Desenvolvimento. Ainda que o Exame Nacional do Ensino Médio (Enem) e outras provas sejam importantes para o estudante, segundo Fátima, o Colégio Pio XII precisa estar articulada às competências da base e de uma formação humanizada. E essa estratégia conta com o respaldo dos pais. Silvia Liguori, mãe de Luiza, aluna do 1.º ano do ensino médio, e Pedro, do 8.º ano do fundamental, conta que se importa, sim, com vestibulares. “Mas não é minha preocupação principal”, diz. Muito mais do que isso, ela quer uma formação focada em valores e acolhimento.

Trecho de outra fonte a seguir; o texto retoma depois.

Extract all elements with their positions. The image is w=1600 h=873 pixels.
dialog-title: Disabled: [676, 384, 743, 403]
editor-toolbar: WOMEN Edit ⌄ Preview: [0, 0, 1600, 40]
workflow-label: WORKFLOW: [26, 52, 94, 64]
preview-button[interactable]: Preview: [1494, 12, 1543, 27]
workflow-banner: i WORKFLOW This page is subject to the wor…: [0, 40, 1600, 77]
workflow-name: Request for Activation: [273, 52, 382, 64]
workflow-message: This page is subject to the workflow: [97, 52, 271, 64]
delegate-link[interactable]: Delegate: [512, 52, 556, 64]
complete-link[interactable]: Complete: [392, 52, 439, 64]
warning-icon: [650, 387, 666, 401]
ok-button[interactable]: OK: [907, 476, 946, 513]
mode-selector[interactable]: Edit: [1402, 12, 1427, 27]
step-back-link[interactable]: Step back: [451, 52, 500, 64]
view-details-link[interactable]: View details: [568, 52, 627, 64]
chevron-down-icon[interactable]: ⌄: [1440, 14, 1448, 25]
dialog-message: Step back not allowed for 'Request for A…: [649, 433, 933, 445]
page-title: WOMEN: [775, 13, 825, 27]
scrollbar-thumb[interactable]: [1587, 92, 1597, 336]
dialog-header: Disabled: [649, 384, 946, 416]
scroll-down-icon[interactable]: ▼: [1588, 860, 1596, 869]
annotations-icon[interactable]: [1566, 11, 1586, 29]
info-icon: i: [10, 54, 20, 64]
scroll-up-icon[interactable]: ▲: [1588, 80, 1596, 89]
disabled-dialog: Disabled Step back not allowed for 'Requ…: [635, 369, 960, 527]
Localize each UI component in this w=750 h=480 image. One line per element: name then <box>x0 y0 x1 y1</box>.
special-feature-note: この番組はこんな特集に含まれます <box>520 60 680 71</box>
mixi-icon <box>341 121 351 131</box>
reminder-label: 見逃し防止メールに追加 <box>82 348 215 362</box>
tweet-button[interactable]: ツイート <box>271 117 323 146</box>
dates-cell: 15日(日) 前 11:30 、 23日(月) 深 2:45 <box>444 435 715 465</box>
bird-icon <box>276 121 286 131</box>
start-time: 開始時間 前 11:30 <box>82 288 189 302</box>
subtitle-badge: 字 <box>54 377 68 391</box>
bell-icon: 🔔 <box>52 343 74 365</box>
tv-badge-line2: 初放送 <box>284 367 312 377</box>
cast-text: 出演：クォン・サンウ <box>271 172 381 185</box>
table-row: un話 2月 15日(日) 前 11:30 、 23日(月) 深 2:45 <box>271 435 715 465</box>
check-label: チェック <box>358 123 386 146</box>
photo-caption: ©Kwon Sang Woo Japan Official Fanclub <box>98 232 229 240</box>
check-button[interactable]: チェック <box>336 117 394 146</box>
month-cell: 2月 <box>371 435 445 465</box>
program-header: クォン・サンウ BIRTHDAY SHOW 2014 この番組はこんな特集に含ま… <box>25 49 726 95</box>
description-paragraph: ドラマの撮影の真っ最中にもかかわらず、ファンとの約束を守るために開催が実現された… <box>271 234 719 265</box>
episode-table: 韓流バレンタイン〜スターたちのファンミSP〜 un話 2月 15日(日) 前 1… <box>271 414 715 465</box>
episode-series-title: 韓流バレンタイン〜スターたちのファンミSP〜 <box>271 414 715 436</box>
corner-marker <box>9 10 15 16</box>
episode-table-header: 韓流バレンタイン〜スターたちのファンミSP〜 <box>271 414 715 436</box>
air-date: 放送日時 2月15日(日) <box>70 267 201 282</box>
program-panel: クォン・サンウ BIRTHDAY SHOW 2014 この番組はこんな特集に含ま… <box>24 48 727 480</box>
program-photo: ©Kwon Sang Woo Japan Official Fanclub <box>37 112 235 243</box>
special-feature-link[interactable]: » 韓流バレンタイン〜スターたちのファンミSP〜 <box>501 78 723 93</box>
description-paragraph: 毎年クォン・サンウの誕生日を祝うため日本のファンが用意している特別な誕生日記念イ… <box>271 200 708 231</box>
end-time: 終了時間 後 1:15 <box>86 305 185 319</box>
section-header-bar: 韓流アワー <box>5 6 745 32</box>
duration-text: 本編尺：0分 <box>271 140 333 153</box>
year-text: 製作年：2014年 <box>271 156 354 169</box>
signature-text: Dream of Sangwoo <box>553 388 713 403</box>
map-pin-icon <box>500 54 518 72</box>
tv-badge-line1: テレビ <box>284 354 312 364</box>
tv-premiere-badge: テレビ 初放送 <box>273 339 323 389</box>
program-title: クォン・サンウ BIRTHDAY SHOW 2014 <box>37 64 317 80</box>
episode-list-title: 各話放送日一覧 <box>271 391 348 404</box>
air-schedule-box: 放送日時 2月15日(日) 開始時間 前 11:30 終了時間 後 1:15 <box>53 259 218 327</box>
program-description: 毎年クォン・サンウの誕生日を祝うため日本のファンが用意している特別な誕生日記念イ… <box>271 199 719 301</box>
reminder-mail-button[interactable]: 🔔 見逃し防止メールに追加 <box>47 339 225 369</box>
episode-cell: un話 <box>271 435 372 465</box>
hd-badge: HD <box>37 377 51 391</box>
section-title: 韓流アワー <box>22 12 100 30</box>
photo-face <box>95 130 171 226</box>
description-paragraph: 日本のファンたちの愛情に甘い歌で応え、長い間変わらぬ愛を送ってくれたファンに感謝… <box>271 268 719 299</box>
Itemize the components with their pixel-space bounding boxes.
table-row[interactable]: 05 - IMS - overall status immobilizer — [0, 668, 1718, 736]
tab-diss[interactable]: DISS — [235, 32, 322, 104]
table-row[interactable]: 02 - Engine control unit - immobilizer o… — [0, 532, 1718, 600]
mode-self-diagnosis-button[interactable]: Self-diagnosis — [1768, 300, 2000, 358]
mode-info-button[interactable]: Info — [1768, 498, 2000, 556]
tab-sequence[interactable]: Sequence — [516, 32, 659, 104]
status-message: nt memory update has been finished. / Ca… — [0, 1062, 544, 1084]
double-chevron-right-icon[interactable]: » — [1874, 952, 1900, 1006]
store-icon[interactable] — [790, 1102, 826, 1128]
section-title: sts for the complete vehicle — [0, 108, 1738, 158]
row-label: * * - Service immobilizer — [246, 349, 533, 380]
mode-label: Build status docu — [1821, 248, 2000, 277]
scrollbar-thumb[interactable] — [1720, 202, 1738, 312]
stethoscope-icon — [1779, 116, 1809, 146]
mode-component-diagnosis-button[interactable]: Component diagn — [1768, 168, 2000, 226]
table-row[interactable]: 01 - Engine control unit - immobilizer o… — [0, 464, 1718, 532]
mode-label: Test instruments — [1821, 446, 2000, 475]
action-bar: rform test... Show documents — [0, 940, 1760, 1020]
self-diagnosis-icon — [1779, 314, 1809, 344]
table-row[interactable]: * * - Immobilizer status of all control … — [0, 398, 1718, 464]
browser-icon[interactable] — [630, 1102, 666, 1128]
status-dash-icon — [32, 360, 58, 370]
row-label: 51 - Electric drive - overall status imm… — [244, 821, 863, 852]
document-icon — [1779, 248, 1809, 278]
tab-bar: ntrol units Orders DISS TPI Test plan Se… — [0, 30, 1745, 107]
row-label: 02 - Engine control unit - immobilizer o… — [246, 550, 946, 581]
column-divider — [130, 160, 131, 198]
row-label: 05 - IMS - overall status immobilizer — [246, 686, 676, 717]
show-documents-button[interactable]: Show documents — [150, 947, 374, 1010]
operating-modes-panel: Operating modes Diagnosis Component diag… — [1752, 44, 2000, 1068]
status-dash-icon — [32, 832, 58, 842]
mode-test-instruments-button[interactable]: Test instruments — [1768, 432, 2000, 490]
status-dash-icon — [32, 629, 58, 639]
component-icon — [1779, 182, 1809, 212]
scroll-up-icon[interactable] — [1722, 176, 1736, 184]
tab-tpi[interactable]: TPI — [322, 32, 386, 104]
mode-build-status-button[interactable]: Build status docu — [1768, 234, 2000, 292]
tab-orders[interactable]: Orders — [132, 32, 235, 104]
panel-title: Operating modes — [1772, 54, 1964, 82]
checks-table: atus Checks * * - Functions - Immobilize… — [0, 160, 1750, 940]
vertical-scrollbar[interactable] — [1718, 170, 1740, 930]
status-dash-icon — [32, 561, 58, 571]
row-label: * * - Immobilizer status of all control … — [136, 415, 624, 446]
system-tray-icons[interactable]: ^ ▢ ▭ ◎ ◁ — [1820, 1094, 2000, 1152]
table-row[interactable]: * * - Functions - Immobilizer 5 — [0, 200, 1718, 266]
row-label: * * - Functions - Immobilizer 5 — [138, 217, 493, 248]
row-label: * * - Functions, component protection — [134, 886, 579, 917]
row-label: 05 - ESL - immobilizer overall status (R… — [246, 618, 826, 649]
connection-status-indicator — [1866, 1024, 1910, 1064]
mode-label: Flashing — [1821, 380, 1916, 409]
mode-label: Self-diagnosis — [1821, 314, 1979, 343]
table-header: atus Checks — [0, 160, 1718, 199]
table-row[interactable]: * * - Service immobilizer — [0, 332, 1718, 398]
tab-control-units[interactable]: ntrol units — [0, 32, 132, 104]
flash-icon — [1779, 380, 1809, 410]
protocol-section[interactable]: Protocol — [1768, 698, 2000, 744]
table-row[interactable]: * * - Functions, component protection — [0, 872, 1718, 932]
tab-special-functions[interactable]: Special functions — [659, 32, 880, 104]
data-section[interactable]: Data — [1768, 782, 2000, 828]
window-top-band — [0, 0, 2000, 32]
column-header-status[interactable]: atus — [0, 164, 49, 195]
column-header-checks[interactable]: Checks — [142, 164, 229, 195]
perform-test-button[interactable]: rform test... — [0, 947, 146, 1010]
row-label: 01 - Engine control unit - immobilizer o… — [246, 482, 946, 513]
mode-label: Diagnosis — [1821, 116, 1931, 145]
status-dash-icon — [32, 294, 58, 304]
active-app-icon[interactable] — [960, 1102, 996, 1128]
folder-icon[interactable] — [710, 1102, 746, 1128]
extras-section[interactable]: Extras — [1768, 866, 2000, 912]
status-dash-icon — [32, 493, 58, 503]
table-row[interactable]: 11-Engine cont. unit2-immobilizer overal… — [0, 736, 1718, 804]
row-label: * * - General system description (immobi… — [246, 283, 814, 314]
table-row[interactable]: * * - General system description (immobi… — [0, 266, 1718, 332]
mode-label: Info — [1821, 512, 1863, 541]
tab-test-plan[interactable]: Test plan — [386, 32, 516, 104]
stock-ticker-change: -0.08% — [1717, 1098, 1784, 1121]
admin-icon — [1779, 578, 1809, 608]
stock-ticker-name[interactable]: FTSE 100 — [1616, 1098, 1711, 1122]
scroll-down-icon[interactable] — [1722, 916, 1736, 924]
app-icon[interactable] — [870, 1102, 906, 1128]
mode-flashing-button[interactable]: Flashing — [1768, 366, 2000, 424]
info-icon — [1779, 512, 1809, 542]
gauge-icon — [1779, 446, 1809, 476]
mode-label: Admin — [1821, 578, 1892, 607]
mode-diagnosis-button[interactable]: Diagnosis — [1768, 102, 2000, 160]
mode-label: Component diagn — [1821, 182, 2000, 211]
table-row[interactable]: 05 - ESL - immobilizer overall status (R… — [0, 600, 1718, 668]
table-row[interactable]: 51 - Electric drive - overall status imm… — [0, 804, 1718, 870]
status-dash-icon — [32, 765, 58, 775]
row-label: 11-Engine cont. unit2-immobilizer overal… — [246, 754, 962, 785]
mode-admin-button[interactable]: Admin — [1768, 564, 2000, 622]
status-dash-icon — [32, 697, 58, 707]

Camila Pontes também espera uma formação humanizada do Santa Maria, colégio em que suas duas filhas, Laura, de 3 anos, e Luísa, de 7, estudam. Lá, a pequena acaba de começar o Jardim I, na educação infantil, e a mais velha cursa o 1.º ano do fundamental. As duas meninas experimentam a revolução na educação infantil, proposta pela BNCC, que enumera campos de experiência a serem desenvolvidos nessa etapa e promove o protagonismo infantil.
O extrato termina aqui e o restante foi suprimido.